Pode ter, mas em muitos casos não. Os espécimes mais fascinantes de Messel podem ser aquelas espécies que não têm parentes vivos, embora pareçam familiares. No centro de visitantes, as crianças se aglomeram para ver como um conservador armado com escovas de dentes, palitos e bisturis limpa camadas de xisto betuminoso de um fóssil descoberto apenas algumas semanas antes. Para mim, o esqueleto de Ailuravus macrurus se parece com o de um esquilo gigante. Tem três metros de comprimento, incluindo a cauda espessa. Perto das costelas, uma mancha negra traça o trato digestivo fossilizado da criatura. Apesar de sua cauda, Ailuravus não é um ancestral esquilo. É um beco sem saída evolucionário; Ailuravus e todos os seus parentes morreram há mais de 37 milhões de anos. Por quê? Talvez eles tenham sido vítimas de mudanças climáticas, ou de um concorrente melhor adaptado, ou de fontes alimentares desaparecidas, ou simplesmente de má sorte.

A semelhança de Ailuravus com um esquilo moderno é um exemplo de convergência evolutiva. Com tempo suficiente, as adaptações podem levar a soluções quase idênticas - caudas grossas, digamos, ou patas traseiras poderosas semelhantes a cangurus - surgindo em diferentes espécies. “É como usar os mesmos Legos para construir formas diferentes”, diz Lehmann.

E há formulários em abundância no Pit Messel.

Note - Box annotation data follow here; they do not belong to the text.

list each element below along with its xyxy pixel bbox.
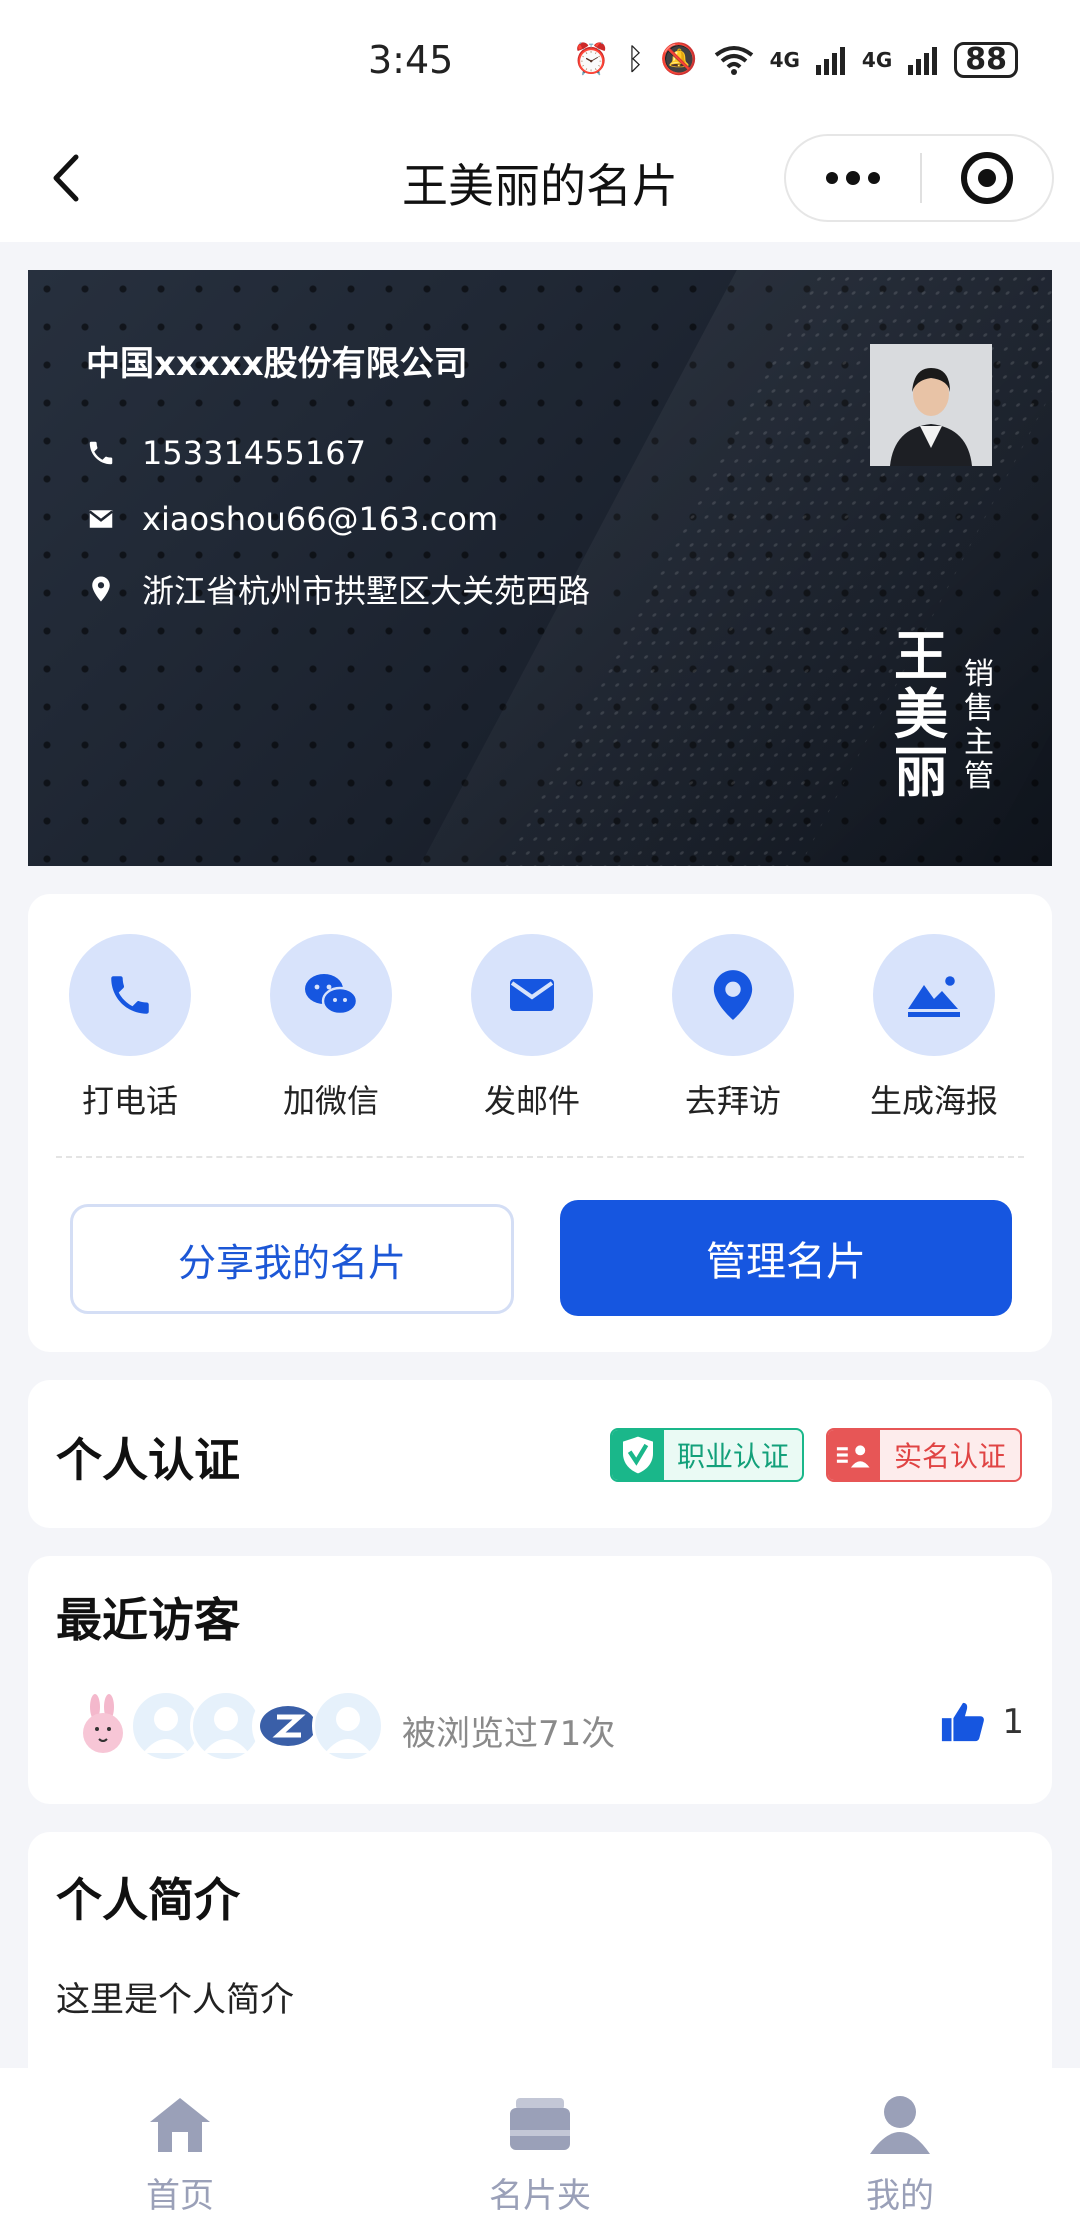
poster-action-circle	[873, 934, 995, 1056]
mute-icon: 🔕	[660, 42, 698, 77]
share-card-button[interactable]: 分享我的名片	[70, 1204, 514, 1314]
home-icon	[150, 2098, 210, 2152]
more-dots-icon	[868, 172, 880, 184]
name-char: 王	[894, 625, 948, 688]
realname-cert-label: 实名认证	[893, 1440, 1006, 1473]
business-card: 中国xxxxx股份有限公司 15331455167 xiaoshou66@163…	[28, 270, 1052, 866]
poster-action[interactable]: 生成海报	[854, 934, 1014, 1122]
title-char: 售	[964, 691, 994, 726]
visit-action[interactable]: 去拜访	[653, 934, 813, 1122]
professional-cert-label: 职业认证	[676, 1440, 789, 1473]
user-icon	[870, 2096, 930, 2154]
card-address-row[interactable]: 浙江省杭州市拱墅区大关苑西路	[86, 566, 590, 612]
wifi-icon	[714, 46, 753, 75]
intro-title: 个人简介	[56, 1873, 240, 1927]
signal-bars-icon	[908, 47, 938, 75]
like-count: 1	[1002, 1702, 1024, 1742]
call-action-label: 打电话	[81, 1082, 178, 1120]
card-email-row[interactable]: xiaoshou66@163.com	[86, 500, 498, 538]
visit-action-circle	[672, 934, 794, 1056]
signal-4g-1: 4G	[769, 48, 800, 72]
email-action-label: 发邮件	[483, 1082, 580, 1120]
visit-action-label: 去拜访	[684, 1082, 781, 1120]
shield-check-icon	[612, 1430, 664, 1480]
name-char: 美	[894, 683, 948, 746]
tab-mine-label: 我的	[866, 2176, 934, 2216]
profile-photo	[870, 344, 992, 466]
signal-bars-icon	[815, 47, 845, 75]
more-dots-icon	[826, 172, 838, 184]
mail-icon	[88, 510, 114, 528]
mail-icon	[510, 979, 554, 1011]
person-photo-icon	[870, 344, 992, 466]
recent-visitors-section: 最近访客 被浏览过71次 1	[28, 1556, 1052, 1804]
card-person-name: 王 美 丽	[894, 628, 948, 802]
phone-icon	[89, 441, 113, 465]
visitor-avatar-list[interactable]	[68, 1690, 408, 1766]
wechat-icon	[305, 974, 359, 1016]
card-job-title: 销 售 主 管	[962, 658, 996, 794]
miniprogram-capsule	[784, 134, 1054, 222]
target-dot	[978, 169, 996, 187]
title-char: 主	[964, 725, 994, 760]
like-button[interactable]: 1	[940, 1700, 1024, 1744]
default-avatar-icon	[203, 1707, 249, 1753]
name-char: 丽	[894, 741, 948, 804]
phone-icon	[111, 976, 149, 1014]
card-address: 浙江省杭州市拱墅区大关苑西路	[142, 572, 591, 610]
close-miniprogram-button[interactable]	[922, 152, 1052, 204]
view-count: 被浏览过71次	[402, 1714, 616, 1754]
thumbs-up-icon	[942, 1702, 985, 1742]
card-phone-row[interactable]: 15331455167	[86, 434, 366, 472]
battery-indicator: 88	[954, 42, 1018, 78]
call-action-circle	[69, 934, 191, 1056]
card-holder-icon	[510, 2098, 570, 2150]
email-action[interactable]: 发邮件	[452, 934, 612, 1122]
intro-text: 这里是个人简介	[56, 1980, 294, 2020]
visitors-title: 最近访客	[56, 1593, 240, 1647]
visitor-avatar	[312, 1690, 384, 1762]
call-action[interactable]: 打电话	[50, 934, 210, 1122]
status-bar: 3:45 ⏰ ᛒ 🔕 4G 4G 88	[0, 0, 1080, 120]
wechat-action-circle	[270, 934, 392, 1056]
realname-cert-badge[interactable]: 实名认证	[826, 1428, 1022, 1482]
status-time: 3:45	[368, 38, 454, 82]
poster-action-label: 生成海报	[869, 1082, 998, 1120]
tab-card-holder[interactable]: 名片夹	[460, 2094, 620, 2217]
wechat-action-label: 加微信	[282, 1082, 379, 1120]
signal-4g-2: 4G	[861, 48, 893, 72]
title-char: 管	[964, 759, 994, 794]
wechat-action[interactable]: 加微信	[251, 934, 411, 1122]
company-name: 中国xxxxx股份有限公司	[86, 344, 468, 384]
bottom-tab-bar: 首页 名片夹 我的	[0, 2068, 1080, 2228]
default-avatar-icon	[325, 1707, 371, 1753]
more-button[interactable]	[786, 136, 920, 220]
tab-home[interactable]: 首页	[100, 2094, 260, 2217]
target-icon	[961, 152, 1013, 204]
id-card-icon	[828, 1430, 880, 1480]
title-char: 销	[964, 657, 994, 692]
actions-panel: 打电话 加微信 发邮件 去拜访 生成海报 分享我的名片 管理名片	[28, 894, 1052, 1352]
nav-bar: 王美丽的名片	[0, 120, 1080, 242]
card-email: xiaoshou66@163.com	[142, 500, 499, 538]
manage-card-button[interactable]: 管理名片	[560, 1200, 1012, 1316]
tab-home-label: 首页	[146, 2176, 214, 2216]
tab-card-holder-label: 名片夹	[489, 2176, 591, 2216]
alarm-icon: ⏰	[572, 42, 611, 77]
location-pin-icon	[92, 576, 110, 602]
certification-section: 个人认证 职业认证 实名认证	[28, 1380, 1052, 1528]
location-icon	[713, 970, 753, 1020]
bluetooth-icon: ᛒ	[626, 42, 645, 77]
more-dots-icon	[846, 171, 860, 185]
email-action-circle	[471, 934, 593, 1056]
professional-cert-badge[interactable]: 职业认证	[610, 1428, 804, 1482]
tab-mine[interactable]: 我的	[820, 2094, 980, 2217]
status-icons: ⏰ ᛒ 🔕 4G 4G 88	[573, 42, 1018, 78]
certification-title: 个人认证	[56, 1433, 240, 1487]
divider	[56, 1156, 1024, 1158]
poster-icon	[908, 976, 960, 1017]
card-phone-number: 15331455167	[142, 434, 366, 472]
rabbit-avatar-icon	[83, 1694, 123, 1753]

Os fósseis primorosamente preservados forneceram aos paleontólogos uma visão sem precedentes sobre as estratégias adaptativas - algumas bem-sucedidas, outras não - adotadas pelos mamíferos para alimentação, movimento e até reprodução. Por exemplo, o conteúdo do estômago do pequeno cavalo pré-histórico - folhas fossilizadas e sementes de uva - indica que o animal não era um grazer, mas um navegador, comendo o que encontrava no chão da floresta. Os paleontólogos também encontraram oito espécimes fossilizados de éguas prenhes, cada uma carregando um único potro. Essa descoberta sugere que os cavalos primitivos já haviam adotado o comportamento de rebanho, uma vez que o cuidado com as articulações seria a melhor maneira de garantir a sobrevivência de um pequeno número de descendentes.

Tais descobertas fazem com que o local se pareça menos com um cemitério do que com uma cápsula do tempo que abrange um ecossistema de 48 milhões de anos. "Não é apenas paleontologia, é biologia", diz Jens Lorenz Franzen, um paleontólogo aposentado que trabalhou no Instituto de Pesquisa Senckenberg e ajudou a escavar algumas das descobertas mais notáveis ​​de Messel. "Podemos reconstruir o mundo vivo daquela época."